If you run a Limited Company in the UK you need to be aware of significant legislative changes that will reshape how businesses operate. The Economic Crime and Corporate Transparency Act (ECCTA) marks the most extensive reform to UK company law in over 170 years. These changes are not minor administrative tweaks. They represent a substantial shift in regulatory expectations and enforcement.
A new era for Companies House
For decades, Companies House has functioned largely as a passive repository for company information, but things are starting to change. Under the ECCTA, Companies House is transforming into an active regulator, with enhanced powers to scrutinise, challenge, and enforce compliance across the business community.
And what does this all mean for you? Expect tighter regulations, more rigorous checks, and a reduced margin for error.
What’s changing (and why it matters!)
Here are the key developments every UK business owner should understand:
1. New requirements for registered office addresses
Businesses must now ensure that their registered office address meets stricter criteria. PO boxes, for instance, will no longer suffice. Companies will need to demonstrate that they operate from a genuine, physical location. This move is aimed at curbing fraudulent activity and enhancing transparency around company operations.
2. Mandatory company email addresses
All companies will be required to provide a registered email address to Companies House. This will serve as the official channel for all communications. The idea is simple: when there’s an issue or query, Companies House needs to be able to contact you immediately, and now they will.
3. Identity verification for directors and PSCs
Perhaps one of the most consequential changes is the requirement for directors and People with Significant Control (PSCs) to verify their identity. The days of anonymous ownership and directorship are coming to an end. Going forward, if identities cannot be verified, companies may not be permitted to incorporate, and existing directors who fail to comply could be removed.
4. Annual lawfulness declarations
Companies will now be required to submit an annual declaration confirming that their operations and future plans are lawful. This is more than just a box-ticking exercise, it places a formal duty on business owners to regularly assess and affirm their compliance with UK law.
5. Increased filing fees and new offences
Running a company will become more expensive. Fees for incorporation, filings, and other Companies House services will increase. In parallel, new offences, penalties, and sanctions are being introduced, meaning the cost of non-compliance, both financially and reputationally, will be higher than ever.
What this means for business owners
These changes will create additional administrative responsibilities for Limited companies across the UK. Annual filings will be more detailed. Identity verification processes will add steps to company formation and management. And increased scrutiny means even small oversights could lead to serious consequences.
While this may sound daunting, it’s important to remember that these reforms are being introduced for good reason. They aim to tackle fraud, increase transparency, and make the UK a safer and more reputable place to do business.

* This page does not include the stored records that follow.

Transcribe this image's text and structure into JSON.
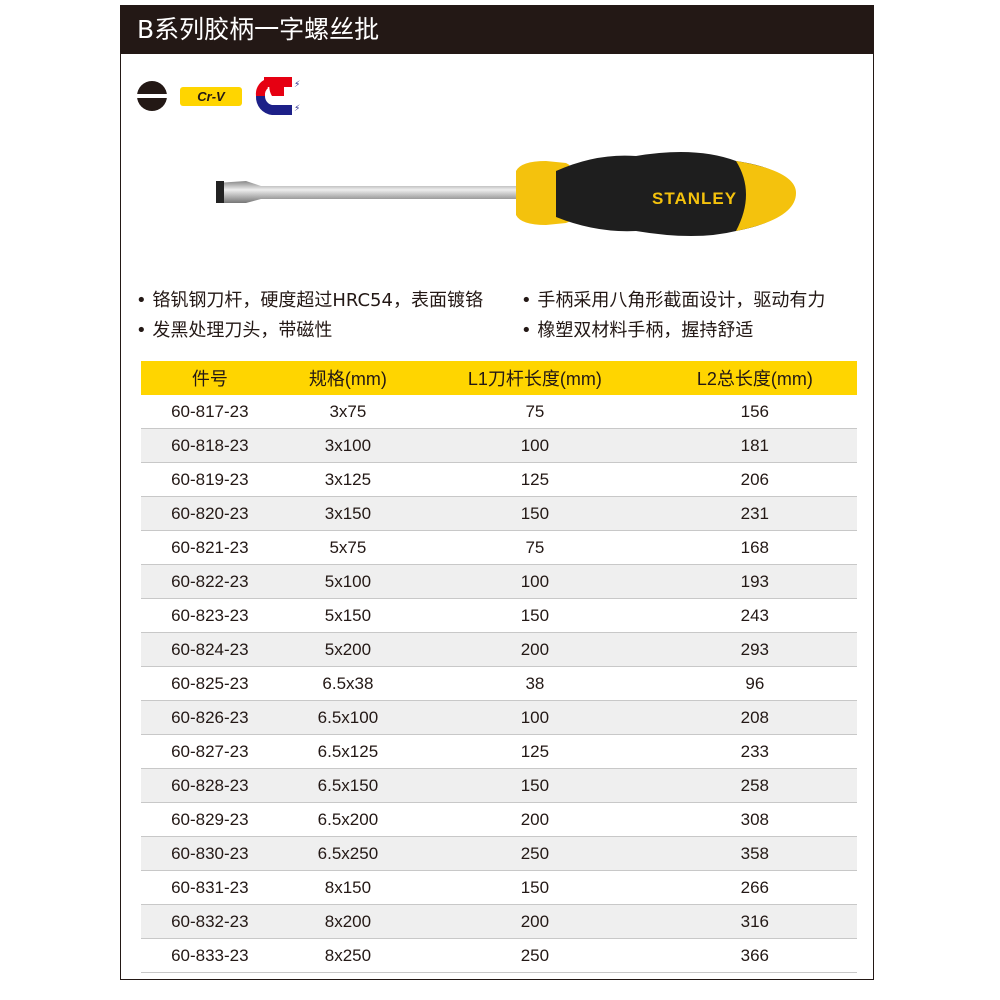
{
  "title": "B系列胶柄一字螺丝批",
  "icons": [
    {
      "name": "slotted-tip-icon"
    },
    {
      "name": "crv-badge",
      "label": "Cr-V"
    },
    {
      "name": "magnet-icon"
    }
  ],
  "brand": "STANLEY",
  "colors": {
    "title_bg": "#231815",
    "accent": "#ffd500",
    "magnet_red": "#e60012",
    "magnet_blue": "#1d2088"
  },
  "features": [
    "铬钒钢刀杆，硬度超过HRC54，表面镀铬",
    "手柄采用八角形截面设计，驱动有力",
    "发黑处理刀头，带磁性",
    "橡塑双材料手柄，握持舒适"
  ],
  "table": {
    "headers": [
      "件号",
      "规格(mm)",
      "L1刀杆长度(mm)",
      "L2总长度(mm)"
    ],
    "rows": [
      [
        "60-817-23",
        "3x75",
        "75",
        "156"
      ],
      [
        "60-818-23",
        "3x100",
        "100",
        "181"
      ],
      [
        "60-819-23",
        "3x125",
        "125",
        "206"
      ],
      [
        "60-820-23",
        "3x150",
        "150",
        "231"
      ],
      [
        "60-821-23",
        "5x75",
        "75",
        "168"
      ],
      [
        "60-822-23",
        "5x100",
        "100",
        "193"
      ],
      [
        "60-823-23",
        "5x150",
        "150",
        "243"
      ],
      [
        "60-824-23",
        "5x200",
        "200",
        "293"
      ],
      [
        "60-825-23",
        "6.5x38",
        "38",
        "96"
      ],
      [
        "60-826-23",
        "6.5x100",
        "100",
        "208"
      ],
      [
        "60-827-23",
        "6.5x125",
        "125",
        "233"
      ],
      [
        "60-828-23",
        "6.5x150",
        "150",
        "258"
      ],
      [
        "60-829-23",
        "6.5x200",
        "200",
        "308"
      ],
      [
        "60-830-23",
        "6.5x250",
        "250",
        "358"
      ],
      [
        "60-831-23",
        "8x150",
        "150",
        "266"
      ],
      [
        "60-832-23",
        "8x200",
        "200",
        "316"
      ],
      [
        "60-833-23",
        "8x250",
        "250",
        "366"
      ]
    ]
  }
}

When is this coming into effect?
The new rules under the Economic Crime and Corporate Transparency Act will be introduced gradually. Here’s a simple breakdown of what’s happening and when:
From 8 April 2025
- People can voluntarily verify their identity with Companies House.
By Summer 2025
- Certain trust information from the Register of Overseas Entities will be available on request.
- People can ask to hide personal details (like date of birth, signature, home address, and job title) from older public records.
By Autumn 2025
- New directors and People with Significant Control (PSCs) must verify their identity when a company is set up or when they are appointed.

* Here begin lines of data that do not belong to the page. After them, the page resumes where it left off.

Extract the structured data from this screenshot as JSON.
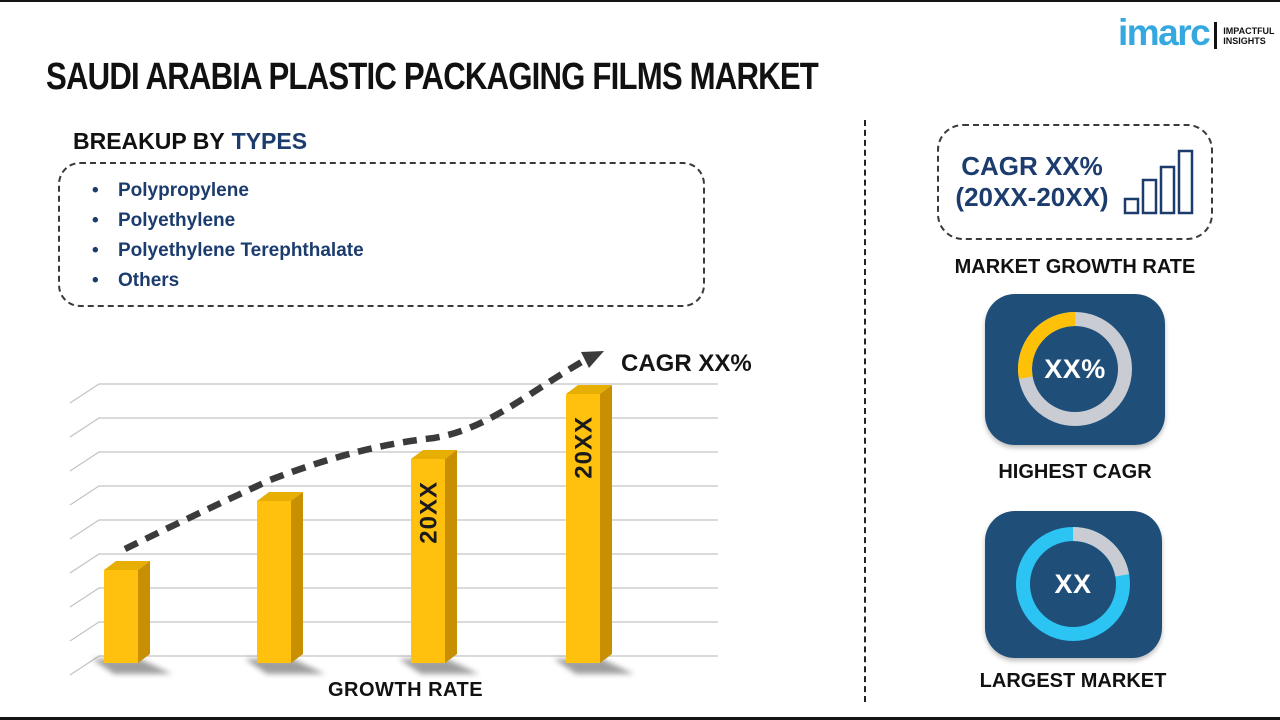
{
  "logo": {
    "brand": "imarc",
    "tagline_line1": "IMPACTFUL",
    "tagline_line2": "INSIGHTS",
    "brand_color": "#35a8e0"
  },
  "title": "SAUDI ARABIA PLASTIC PACKAGING FILMS MARKET",
  "breakup": {
    "heading_prefix": "BREAKUP BY",
    "heading_highlight": "TYPES",
    "items": [
      "Polypropylene",
      "Polyethylene",
      "Polyethylene Terephthalate",
      "Others"
    ]
  },
  "chart_data": {
    "type": "bar",
    "title": "",
    "xlabel": "GROWTH RATE",
    "ylabel": "",
    "categories": [
      "",
      "",
      "20XX",
      "20XX"
    ],
    "values": [
      27,
      47,
      59,
      78
    ],
    "value_note": "relative bar heights; axis values not shown (placeholder infographic)",
    "gridlines": 9,
    "trend_label": "CAGR XX%",
    "trend_style": "dashed rising arrow",
    "bar_color": "#ffc10e",
    "bar_color_top": "#e7ae03",
    "bar_color_side": "#c98f02",
    "trend_color": "#3b3b3b",
    "grid_color": "#c3c3c3",
    "legend": "off"
  },
  "right_panel": {
    "cagr_card": {
      "line1": "CAGR XX%",
      "line2": "(20XX-20XX)"
    },
    "market_growth_rate_label": "MARKET GROWTH RATE",
    "highest_cagr": {
      "value": "XX%",
      "label": "HIGHEST CAGR",
      "segment_color": "#ffc107",
      "ring_color": "#c9ccd2",
      "tile_color": "#1f4e79"
    },
    "largest_market": {
      "value": "XX",
      "label": "LARGEST MARKET",
      "ring_color": "#2bc4f3",
      "segment_color": "#c9ccd2",
      "tile_color": "#1f4e79"
    }
  },
  "colors": {
    "navy_text": "#1c3c6e"
  }
}
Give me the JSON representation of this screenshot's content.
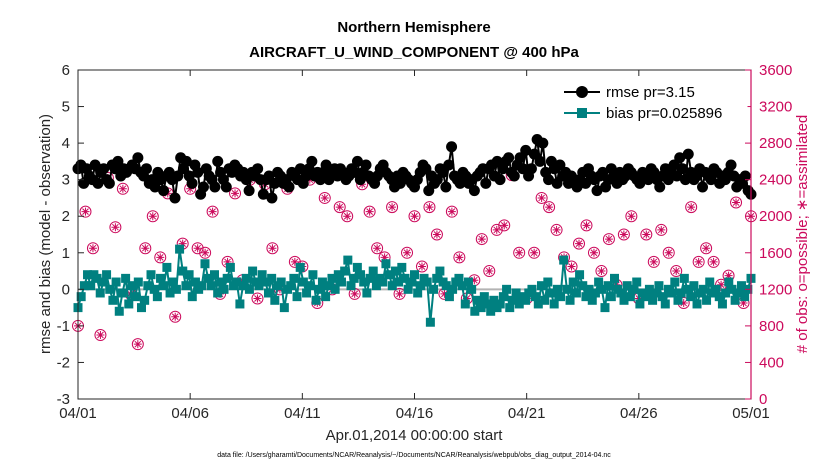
{
  "chart_data": {
    "type": "line",
    "title": "Northern Hemisphere",
    "subtitle": "AIRCRAFT_U_WIND_COMPONENT @ 400 hPa",
    "xlabel": "Apr.01,2014 00:00:00 start",
    "ylabel": "rmse and bias (model - observation)",
    "y2label": "# of obs: o=possible; ∗=assimilated",
    "footnote": "data file: /Users/gharamti/Documents/NCAR/Reanalysis/~/Documents/NCAR/Reanalysis/webpub/obs_diag_output_2014-04.nc",
    "xlim": [
      0,
      30
    ],
    "ylim": [
      -3,
      6
    ],
    "y2lim": [
      0,
      3600
    ],
    "x_ticks": [
      0,
      5,
      10,
      15,
      20,
      25,
      30
    ],
    "x_tick_labels": [
      "04/01",
      "04/06",
      "04/11",
      "04/16",
      "04/21",
      "04/26",
      "05/01"
    ],
    "y_ticks": [
      "-3",
      "-2",
      "-1",
      "0",
      "1",
      "2",
      "3",
      "4",
      "5",
      "6"
    ],
    "y2_ticks": [
      "0",
      "400",
      "800",
      "1200",
      "1600",
      "2000",
      "2400",
      "2800",
      "3200",
      "3600"
    ],
    "colors": {
      "rmse": "#000000",
      "bias": "#008080",
      "obs": "#cc0a5c",
      "zero_line": "#b3b3b3"
    },
    "legend": [
      {
        "key": "rmse",
        "label": "rmse pr=3.15"
      },
      {
        "key": "bias",
        "label": "bias pr=0.025896"
      }
    ],
    "legend_placement": "top-right",
    "series": [
      {
        "name": "rmse",
        "axis": "left",
        "marker": "circle",
        "values": [
          3.3,
          3.4,
          2.9,
          3.3,
          3.1,
          3.0,
          3.4,
          2.9,
          3.2,
          3.3,
          3.0,
          2.9,
          3.4,
          3.3,
          3.5,
          3.1,
          3.3,
          3.2,
          3.3,
          3.4,
          3.3,
          3.6,
          3.2,
          3.1,
          3.3,
          2.9,
          3.0,
          2.8,
          3.2,
          3.0,
          2.7,
          3.1,
          3.2,
          3.0,
          2.5,
          3.1,
          3.6,
          3.3,
          3.5,
          3.1,
          2.9,
          3.4,
          3.2,
          2.6,
          2.8,
          3.3,
          3.1,
          3.0,
          2.8,
          3.5,
          3.2,
          3.0,
          2.8,
          3.3,
          3.2,
          3.4,
          3.3,
          3.1,
          3.2,
          3.0,
          2.7,
          3.2,
          3.1,
          3.3,
          3.0,
          2.6,
          3.0,
          3.1,
          2.5,
          2.9,
          3.2,
          3.1,
          2.9,
          3.0,
          2.8,
          3.2,
          3.1,
          3.0,
          3.3,
          2.9,
          3.1,
          3.3,
          3.5,
          3.1,
          3.2,
          3.0,
          3.2,
          3.4,
          3.0,
          3.2,
          3.3,
          3.1,
          3.3,
          3.2,
          3.0,
          3.1,
          3.3,
          3.2,
          3.5,
          3.0,
          3.2,
          3.4,
          3.1,
          3.0,
          2.9,
          3.1,
          3.3,
          3.4,
          3.2,
          3.1,
          3.0,
          2.8,
          3.1,
          2.9,
          3.2,
          3.1,
          3.0,
          2.9,
          2.8,
          3.0,
          3.2,
          3.4,
          3.3,
          2.7,
          3.1,
          2.9,
          3.0,
          3.3,
          3.2,
          2.8,
          3.4,
          3.9,
          3.1,
          3.0,
          2.9,
          3.2,
          3.1,
          2.9,
          3.0,
          2.7,
          3.1,
          3.2,
          3.3,
          2.9,
          3.3,
          3.4,
          3.1,
          3.5,
          3.0,
          3.3,
          3.5,
          3.6,
          3.2,
          3.1,
          3.4,
          3.6,
          3.3,
          3.8,
          3.1,
          3.3,
          3.7,
          4.1,
          3.5,
          4.0,
          3.2,
          3.0,
          3.5,
          3.3,
          2.9,
          3.4,
          3.1,
          3.2,
          2.9,
          3.1,
          3.0,
          2.8,
          3.0,
          3.2,
          2.9,
          3.3,
          3.1,
          3.0,
          2.7,
          3.1,
          3.2,
          2.8,
          3.0,
          3.3,
          3.1,
          2.9,
          3.2,
          3.0,
          3.1,
          3.3,
          3.2,
          3.1,
          3.0,
          2.9,
          3.2,
          3.1,
          3.0,
          3.3,
          3.2,
          3.0,
          2.8,
          3.1,
          3.3,
          3.0,
          3.2,
          3.4,
          3.1,
          3.6,
          3.3,
          3.0,
          3.7,
          3.2,
          3.0,
          3.1,
          3.3,
          2.8,
          3.2,
          3.1,
          3.0,
          3.3,
          3.2,
          2.9,
          3.1,
          3.0,
          3.2,
          3.4,
          3.1,
          2.8,
          3.0,
          2.9,
          3.1,
          2.7,
          2.6
        ]
      },
      {
        "name": "bias",
        "axis": "left",
        "marker": "square",
        "values": [
          -0.5,
          -0.2,
          0.1,
          0.4,
          0.1,
          0.4,
          0.3,
          -0.1,
          0.2,
          0.4,
          0.0,
          -0.3,
          0.2,
          -0.6,
          -0.1,
          0.3,
          -0.4,
          0.1,
          -0.2,
          0.2,
          -0.5,
          -0.3,
          0.1,
          0.4,
          0.0,
          -0.2,
          0.3,
          0.1,
          0.6,
          -0.1,
          0.2,
          0.0,
          1.1,
          0.5,
          0.1,
          0.4,
          -0.2,
          0.2,
          0.0,
          0.1,
          0.7,
          0.3,
          0.1,
          0.4,
          -0.1,
          0.2,
          0.0,
          0.3,
          0.6,
          0.1,
          0.2,
          -0.4,
          0.1,
          0.3,
          0.0,
          0.5,
          0.2,
          0.1,
          0.4,
          0.2,
          -0.1,
          0.3,
          -0.3,
          0.1,
          0.2,
          -0.5,
          0.0,
          0.1,
          0.3,
          -0.2,
          0.6,
          0.2,
          -0.1,
          0.1,
          0.4,
          -0.3,
          0.0,
          0.2,
          -0.2,
          0.1,
          0.3,
          0.0,
          0.4,
          0.2,
          0.5,
          0.8,
          0.1,
          0.3,
          0.6,
          0.4,
          0.2,
          -0.1,
          0.3,
          0.5,
          0.1,
          0.3,
          0.2,
          0.7,
          0.4,
          0.1,
          0.5,
          0.2,
          0.6,
          0.3,
          0.0,
          0.2,
          0.4,
          -0.1,
          0.1,
          0.3,
          0.2,
          -0.9,
          0.0,
          0.3,
          0.5,
          0.2,
          0.1,
          -0.2,
          0.0,
          0.2,
          0.3,
          0.1,
          -0.4,
          0.2,
          0.0,
          -0.6,
          -0.3,
          -0.5,
          -0.2,
          -0.4,
          -0.6,
          -0.3,
          -0.5,
          -0.4,
          -0.2,
          0.0,
          -0.5,
          -0.3,
          -0.1,
          -0.4,
          -0.2,
          -0.3,
          -0.1,
          0.0,
          -0.2,
          -0.4,
          0.1,
          -0.3,
          0.2,
          -0.1,
          -0.4,
          0.0,
          -0.2,
          0.8,
          0.0,
          -0.3,
          0.2,
          -0.1,
          0.4,
          0.1,
          -0.2,
          0.0,
          -0.3,
          -0.1,
          0.2,
          0.0,
          -0.5,
          0.1,
          -0.2,
          0.3,
          0.0,
          -0.1,
          -0.3,
          0.1,
          -0.2,
          0.0,
          0.2,
          -0.4,
          -0.1,
          -0.2,
          0.0,
          -0.3,
          -0.1,
          0.1,
          -0.2,
          -0.4,
          0.0,
          -0.1,
          0.2,
          -0.3,
          -0.1,
          0.3,
          0.0,
          -0.2,
          0.1,
          -0.4,
          -0.1,
          0.0,
          -0.3,
          0.2,
          -0.1,
          0.0,
          -0.2,
          -0.4,
          -0.1,
          0.2,
          0.0,
          -0.3,
          -0.1,
          0.1,
          -0.2,
          0.0,
          0.3
        ]
      },
      {
        "name": "possible",
        "axis": "right",
        "marker": "circle-open",
        "values": [
          800,
          2050,
          1650,
          700,
          2420,
          1880,
          2300,
          1150,
          600,
          1650,
          2000,
          1550,
          2250,
          900,
          1700,
          2300,
          1650,
          1600,
          2050,
          1150,
          1500,
          2250,
          1300,
          2400,
          1100,
          2350,
          1650,
          1200,
          2300,
          1500,
          1450,
          2400,
          1050,
          2200,
          1200,
          2100,
          2000,
          1150,
          2350,
          2050,
          1650,
          1550,
          2100,
          1150,
          1600,
          2000,
          1450,
          2100,
          1800,
          1150,
          2050,
          1550,
          1100,
          1300,
          1750,
          1400,
          1850,
          1900,
          2450,
          1600,
          1100,
          1600,
          2200,
          2100,
          1850,
          1550,
          1450,
          1700,
          1900,
          1600,
          1400,
          1750,
          1250,
          1800,
          2000,
          1100,
          1800,
          1500,
          1850,
          1600,
          1400,
          1050,
          2100,
          1500,
          1650,
          1500,
          1250,
          1350,
          2150,
          1050,
          2000
        ]
      },
      {
        "name": "assimilated",
        "axis": "right",
        "marker": "star",
        "values": [
          800,
          2050,
          1650,
          700,
          2420,
          1880,
          2300,
          1150,
          600,
          1650,
          2000,
          1550,
          2250,
          900,
          1700,
          2300,
          1650,
          1600,
          2050,
          1150,
          1500,
          2250,
          1300,
          2400,
          1100,
          2350,
          1650,
          1200,
          2300,
          1500,
          1450,
          2400,
          1050,
          2200,
          1200,
          2100,
          2000,
          1150,
          2350,
          2050,
          1650,
          1550,
          2100,
          1150,
          1600,
          2000,
          1450,
          2100,
          1800,
          1150,
          2050,
          1550,
          1100,
          1300,
          1750,
          1400,
          1850,
          1900,
          2450,
          1600,
          1100,
          1600,
          2200,
          2100,
          1850,
          1550,
          1450,
          1700,
          1900,
          1600,
          1400,
          1750,
          1250,
          1800,
          2000,
          1100,
          1800,
          1500,
          1850,
          1600,
          1400,
          1050,
          2100,
          1500,
          1650,
          1500,
          1250,
          1350,
          2150,
          1050,
          2000
        ]
      }
    ]
  }
}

- A 12-month transition period begins for all existing directors and PSCs to verify their identity. This will be part of the company’s annual confirmation statement.
By Spring 2026
- Anyone who submits documents to Companies House must verify their identity.
- Third-party agents (like accountants) must be registered as Authorised Corporate Service Providers (ACSPs).
- Disqualified directors will no longer be allowed to file documents unless done through an ACSP (and only for specific cases).
By end of 2026
- Limited partnerships must provide more detailed company information.
- The identity verification deadline ends, and Companies House can begin taking action against anyone who hasn’t complied.
- Information sharing between Companies House and other government or private bodies will increase.
How to prepare
If you’re a business owner, now is the time to take proactive steps:
- Stay informed. Make sure you understand the new requirements and timelines.
- Review your registered office address to ensure it meets the new standards.
- Prepare for identity verification of directors and PSCs.
- Establish a process for annual declarations of lawfulness.
- Budget for increased fees and assess your compliance costs accordingly.
Most importantly: don’t go it alone. Partnering with an expert accountancy firm that’s up-to-date with ECCTA, MTD, and broader regulatory changes can be the difference between falling behind and staying fully compliant.
At Crunch, we believe in helping businesses focus on growth and success, while we take care of the complex compliance landscape.
The ECCTA represents a landmark change in the UK's corporate regulatory framework. It will make running a company more demanding, but also more secure and transparent. The key is preparation. With the right support and knowledge, these reforms can be managed smoothly.